Но частушек больше не слышно. Ребята дух не могут перевести от смеха. Один поперхнулся и никак не откашляется, другой утирает слезы, третий восторженно хлопает по своему пластмассовому шлему.

— Молодец, Хунг! Ну и выдал!

— Эй, Хунг, а сам-то ты откуда?

— Из Лонг-ана!

— Да, товарищ Хунг здорово раскритиковал вашу главную ударную силу!

Хоа шел в хвосте колонны. Он слышал раздававшиеся впереди шуг-ки и смех и сам тоже смеялся, хотя не все мог разобрать. Но имя того, кто пел, он расслышал: Хунг из Лонг-ана.

«Какой Хунг? — сразу подумал он. — Уж не мой ли дружок Гремящая Бочка, что был в нашем отряде?»

На привале, отпросившись у командира отделения, Хоа пробрался вперед. Вдруг один из бойцов бросился к нему и крепко обнял:

— Хоа, ты?

— Хунг…

Они снова обнялись, потом Хунг увлек его под дерево и рассказал все, что знал о Сыонг. Хоа долго молчал, а когда заговорил, голос его прерывался:

— Так это правда, Хунг? Ее убили?

Хунг кивнул и поглядел ему в глаза.

— В ту ночь мы слышали стрельбу на реке, и Сыонг не вернулась.
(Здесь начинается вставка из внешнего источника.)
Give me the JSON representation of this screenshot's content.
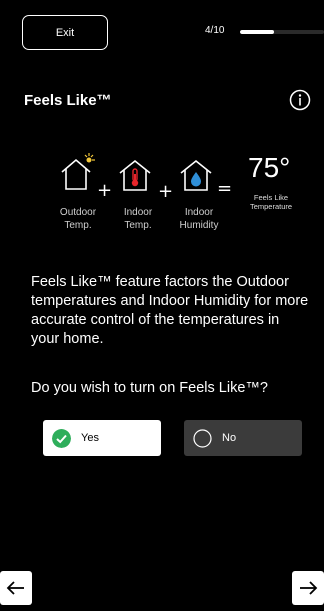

Прошло десять дней, я должен был уже уходить, а ее все не было. Потом кто-то из наших утром плыл по реке и нашел косынку, зацепившуюся за пальмовый лист. В уголке красными нитками вышиты буквы «X» и «С». Я забрал ее, решил, что передам тебе, если увижу.

Хунг развязал вещмешок, вынул пестрый лоскут, Хоа осторожно взял его в руки, ярко-красные буквы «ХС» заплясали у него перед глазами. Хоа хорошо помнил эту косынку…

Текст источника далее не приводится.